Teacher talking time adalah sebuah anggapan bahwa guru mengajar dan siswa belajar adalah satu proses yang berjalan bersamaan. Jadi, kerapkali kita terjebak dalam pandangan untuk mengalokasikan sebagian besar waktu mengajar dengan ceramah untuk didengar oleh siswa. Tak jarang, kita jumpai siswa mengobrol dengan temannya atau melamun. Namun anehnya, kita merasa telah menyelesaikan kewajiban kita sebagai pengajar.

Task Analysis adalah pola pemberian materi ajar tanpa melalui penjelasan kegunaan materi dalam kehidupan sehar-hari.

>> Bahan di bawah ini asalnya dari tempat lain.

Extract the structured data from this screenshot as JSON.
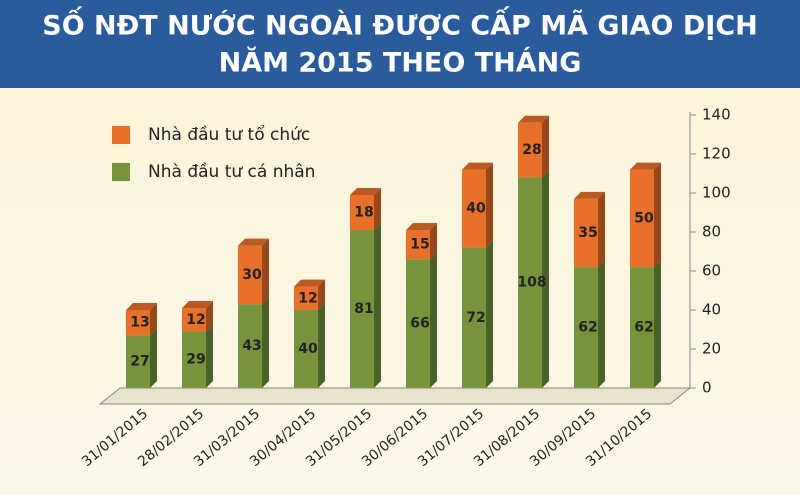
{
  "chart_data": {
    "type": "stacked-bar",
    "title": [
      "SỐ NĐT NƯỚC NGOÀI ĐƯỢC CẤP MÃ GIAO DỊCH",
      "NĂM 2015 THEO THÁNG"
    ],
    "categories": [
      "31/01/2015",
      "28/02/2015",
      "31/03/2015",
      "30/04/2015",
      "31/05/2015",
      "30/06/2015",
      "31/07/2015",
      "31/08/2015",
      "30/09/2015",
      "31/10/2015"
    ],
    "series": [
      {
        "name": "Nhà đầu tư cá nhân",
        "color": "#77943c",
        "values": [
          27,
          29,
          43,
          40,
          81,
          66,
          72,
          108,
          62,
          62
        ]
      },
      {
        "name": "Nhà đầu tư tổ chức",
        "color": "#e8702a",
        "values": [
          13,
          12,
          30,
          12,
          18,
          15,
          40,
          28,
          35,
          50
        ]
      }
    ],
    "ylim": [
      0,
      140
    ],
    "yticks": [
      0,
      20,
      40,
      60,
      80,
      100,
      120,
      140
    ]
  }
}
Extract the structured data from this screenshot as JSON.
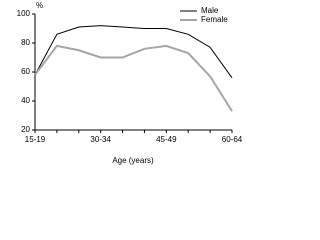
{
  "chart_data": {
    "type": "line",
    "y_label": "%",
    "x_label": "Age (years)",
    "categories": [
      "15-19",
      null,
      null,
      "30-34",
      null,
      null,
      "45-49",
      null,
      null,
      "60-64"
    ],
    "series": [
      {
        "name": "Male",
        "color": "#000000",
        "values": [
          58,
          86,
          91,
          92,
          91,
          90,
          90,
          86,
          77,
          56
        ]
      },
      {
        "name": "Female",
        "color": "#a6a6a6",
        "values": [
          58,
          78,
          75,
          70,
          70,
          76,
          78,
          73,
          57,
          33
        ]
      }
    ],
    "ylim": [
      20,
      100
    ],
    "yticks": [
      20,
      40,
      60,
      80,
      100
    ],
    "legend": "top-right"
  }
}
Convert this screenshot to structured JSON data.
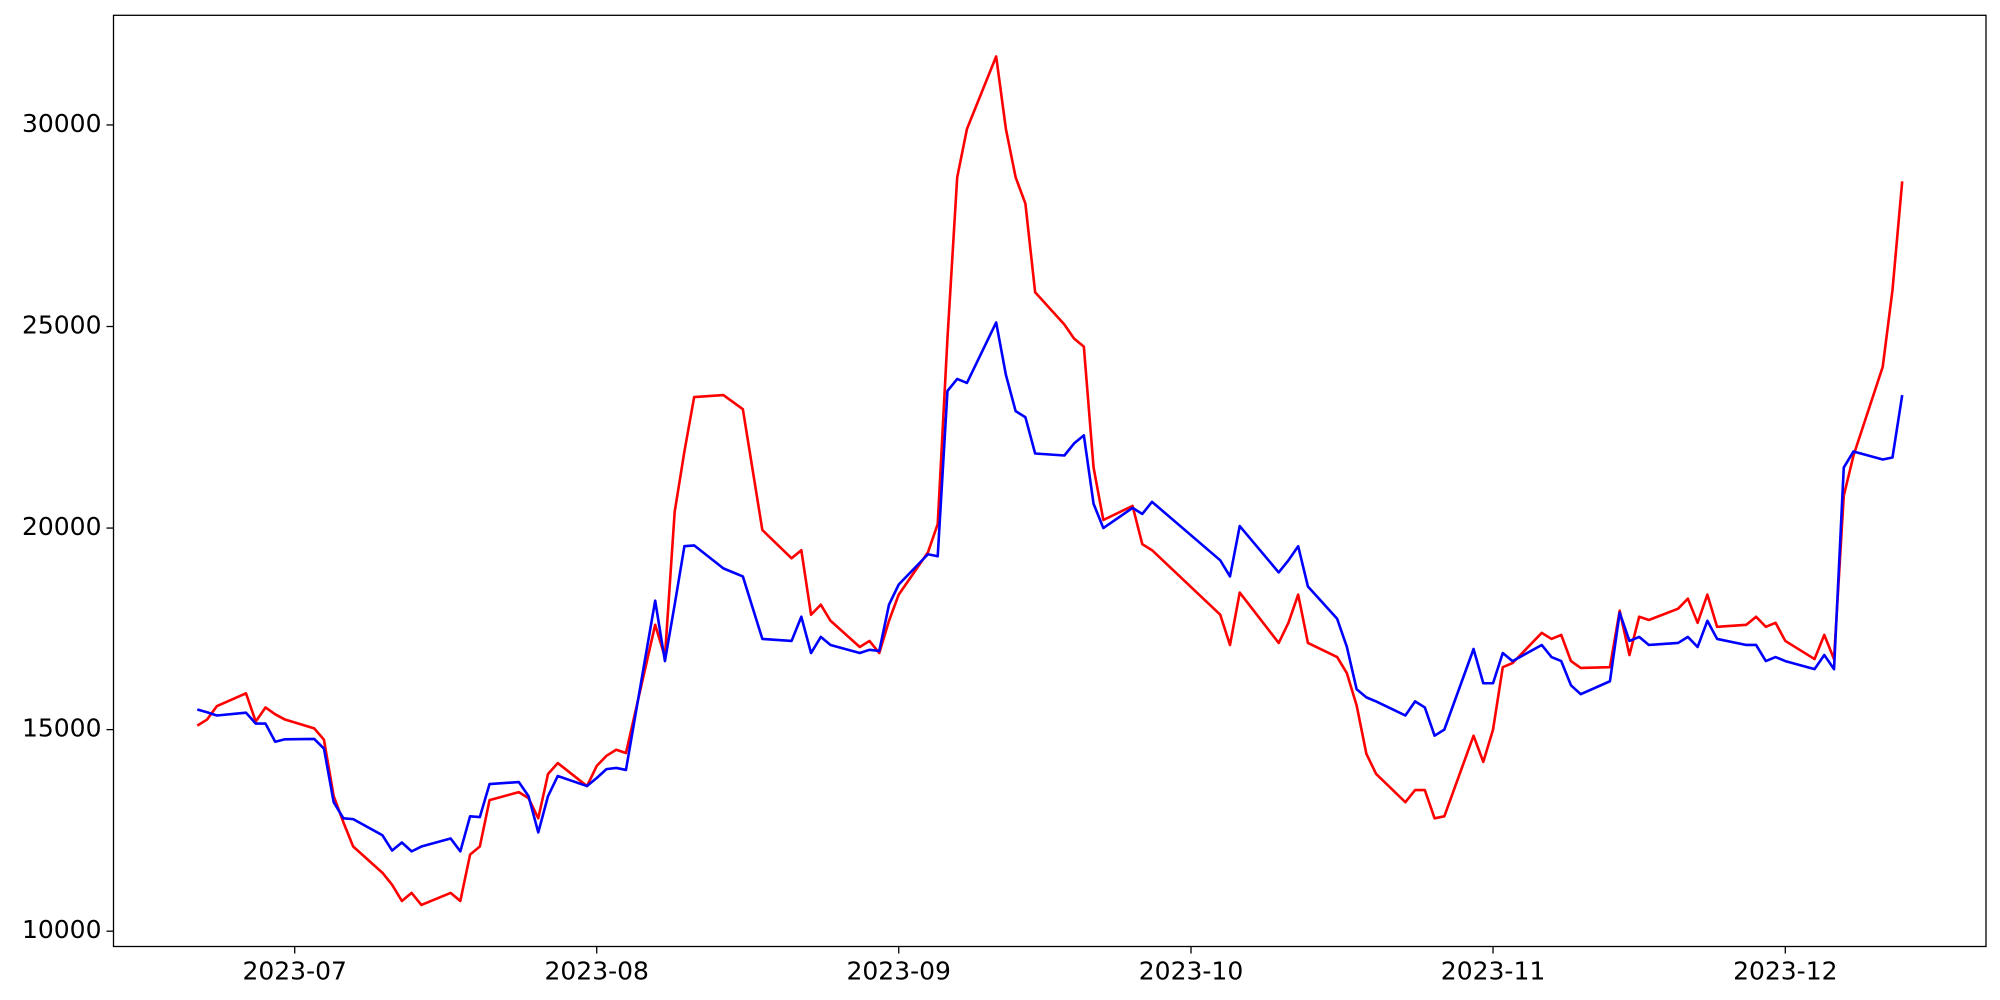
{
  "chart_data": {
    "type": "line",
    "x": [
      19529,
      19530,
      19531,
      19534,
      19535,
      19536,
      19537,
      19538,
      19541,
      19542,
      19543,
      19544,
      19545,
      19548,
      19549,
      19550,
      19551,
      19552,
      19555,
      19556,
      19557,
      19558,
      19559,
      19562,
      19563,
      19564,
      19565,
      19566,
      19569,
      19570,
      19571,
      19572,
      19573,
      19576,
      19577,
      19578,
      19579,
      19580,
      19583,
      19585,
      19587,
      19590,
      19591,
      19592,
      19593,
      19594,
      19597,
      19598,
      19599,
      19600,
      19601,
      19604,
      19605,
      19606,
      19607,
      19608,
      19611,
      19612,
      19613,
      19614,
      19615,
      19618,
      19619,
      19620,
      19621,
      19622,
      19625,
      19626,
      19627,
      19634,
      19635,
      19636,
      19640,
      19641,
      19642,
      19643,
      19646,
      19647,
      19648,
      19649,
      19650,
      19653,
      19654,
      19655,
      19656,
      19657,
      19660,
      19661,
      19662,
      19663,
      19664,
      19667,
      19668,
      19669,
      19670,
      19671,
      19674,
      19675,
      19676,
      19677,
      19678,
      19681,
      19682,
      19683,
      19684,
      19685,
      19688,
      19689,
      19690,
      19691,
      19692,
      19695,
      19696,
      19697,
      19698,
      19699,
      19702,
      19703,
      19704
    ],
    "series": [
      {
        "color": "#ff0000",
        "values": [
          15100,
          15250,
          15580,
          15900,
          15200,
          15550,
          15380,
          15250,
          15030,
          14750,
          13350,
          12700,
          12100,
          11450,
          11150,
          10750,
          10950,
          10650,
          10950,
          10750,
          11900,
          12100,
          13250,
          13450,
          13300,
          12800,
          13900,
          14170,
          13600,
          14100,
          14350,
          14500,
          14420,
          17600,
          16800,
          20400,
          21900,
          23250,
          23300,
          22950,
          19950,
          19250,
          19450,
          17850,
          18100,
          17700,
          17050,
          17200,
          16900,
          17700,
          18350,
          19400,
          20100,
          24700,
          28700,
          29900,
          31700,
          29900,
          28700,
          28050,
          25850,
          25050,
          24700,
          24500,
          21500,
          20200,
          20550,
          19600,
          19450,
          17850,
          17100,
          18400,
          17150,
          17650,
          18350,
          17150,
          16800,
          16400,
          15600,
          14400,
          13900,
          13200,
          13500,
          13500,
          12800,
          12850,
          14850,
          14200,
          15000,
          16550,
          16650,
          17400,
          17250,
          17350,
          16700,
          16530,
          16550,
          17950,
          16850,
          17800,
          17720,
          18000,
          18250,
          17650,
          18350,
          17550,
          17600,
          17800,
          17550,
          17650,
          17200,
          16750,
          17350,
          16750,
          20800,
          21800,
          24000,
          25900,
          28600
        ]
      },
      {
        "color": "#0000ff",
        "values": [
          15500,
          15430,
          15350,
          15420,
          15150,
          15150,
          14700,
          14760,
          14770,
          14530,
          13200,
          12800,
          12780,
          12380,
          12000,
          12200,
          11980,
          12100,
          12300,
          11980,
          12850,
          12830,
          13650,
          13700,
          13350,
          12450,
          13350,
          13850,
          13600,
          13800,
          14020,
          14050,
          14000,
          18200,
          16700,
          18100,
          19550,
          19570,
          19000,
          18800,
          17250,
          17200,
          17800,
          16900,
          17300,
          17100,
          16900,
          16980,
          16950,
          18100,
          18600,
          19350,
          19300,
          23400,
          23700,
          23600,
          25100,
          23800,
          22900,
          22750,
          21850,
          21800,
          22100,
          22300,
          20600,
          20000,
          20500,
          20350,
          20650,
          19200,
          18800,
          20050,
          18900,
          19200,
          19550,
          18550,
          17750,
          17050,
          16000,
          15800,
          15700,
          15350,
          15700,
          15550,
          14850,
          15000,
          17000,
          16150,
          16150,
          16900,
          16700,
          17100,
          16800,
          16700,
          16100,
          15880,
          16200,
          17900,
          17200,
          17300,
          17100,
          17150,
          17300,
          17050,
          17700,
          17250,
          17100,
          17100,
          16700,
          16800,
          16700,
          16500,
          16850,
          16500,
          21500,
          21900,
          21700,
          21750,
          23300
        ]
      }
    ],
    "xlim": [
      19520.4,
      19712.6
    ],
    "xticks": [
      {
        "value": 19539,
        "label": "2023-07"
      },
      {
        "value": 19570,
        "label": "2023-08"
      },
      {
        "value": 19601,
        "label": "2023-09"
      },
      {
        "value": 19631,
        "label": "2023-10"
      },
      {
        "value": 19662,
        "label": "2023-11"
      },
      {
        "value": 19692,
        "label": "2023-12"
      }
    ],
    "ylim": [
      9620,
      32720
    ],
    "yticks": [
      10000,
      15000,
      20000,
      25000,
      30000
    ],
    "grid": false
  }
}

Padahal, pemberian global analysis dalam tiap materi pelajaran amat penting, sehingga siswa dapat memahami manfaat dan inspirasi dari materi ajar yang disampaikan.

Tracking adalah pengelompokkan siswa ke dalam beberapa kelas berdasar kemampuan kognitifnya, akibatnya akan muncul atmosfer kelas dan iklim kompetetif yang tidak kondusif.

Sebagai guru yang menjadi garda terdepan dalam mengawal perubahan kurikulum, sudah selayaknya kita bersedia terus belajar dan mengasah kesadaran diri agar terhindar dari penyakit disteachia. Mengurangi teacher talking time, artinya memberikan kesempatan pada siswa untuk berkreasi, kritis, dan didengar suaranya. Menghindari task analysis artinya menjadikan pembelajaran bermakna dan terkait dengan dunia nyata. Menghilangkan tracking, artinya menghapus diskriminasi dan memberikan penghargaan pada keunikan setiap diri siswa.

Menjadi guru yang mengawal perubahan kurikulum bagi saya, bukan hanya memahami perubahan dokumen kurikulum atau kesediaan mengikuti ragam pelatihan, tetapi juga menumbuhkan semangat transformatif. Perubahan kurikulum adalah ruang bagi guru untuk tumbuh dan menghadirkan pendidikan yang memanusiakan manusia: pendidikan yang melatih kemampuan berpikir kritis, membangun keteguhan prinsip, serta mengembangkan empati dan integritas. Sebagaimana yang disampaikan Tan Malaka tentang tujuan pendidikan, “... untuk mempertajam kecerdasan, memperkukuh kemauan, dan memperhalus perasaan.”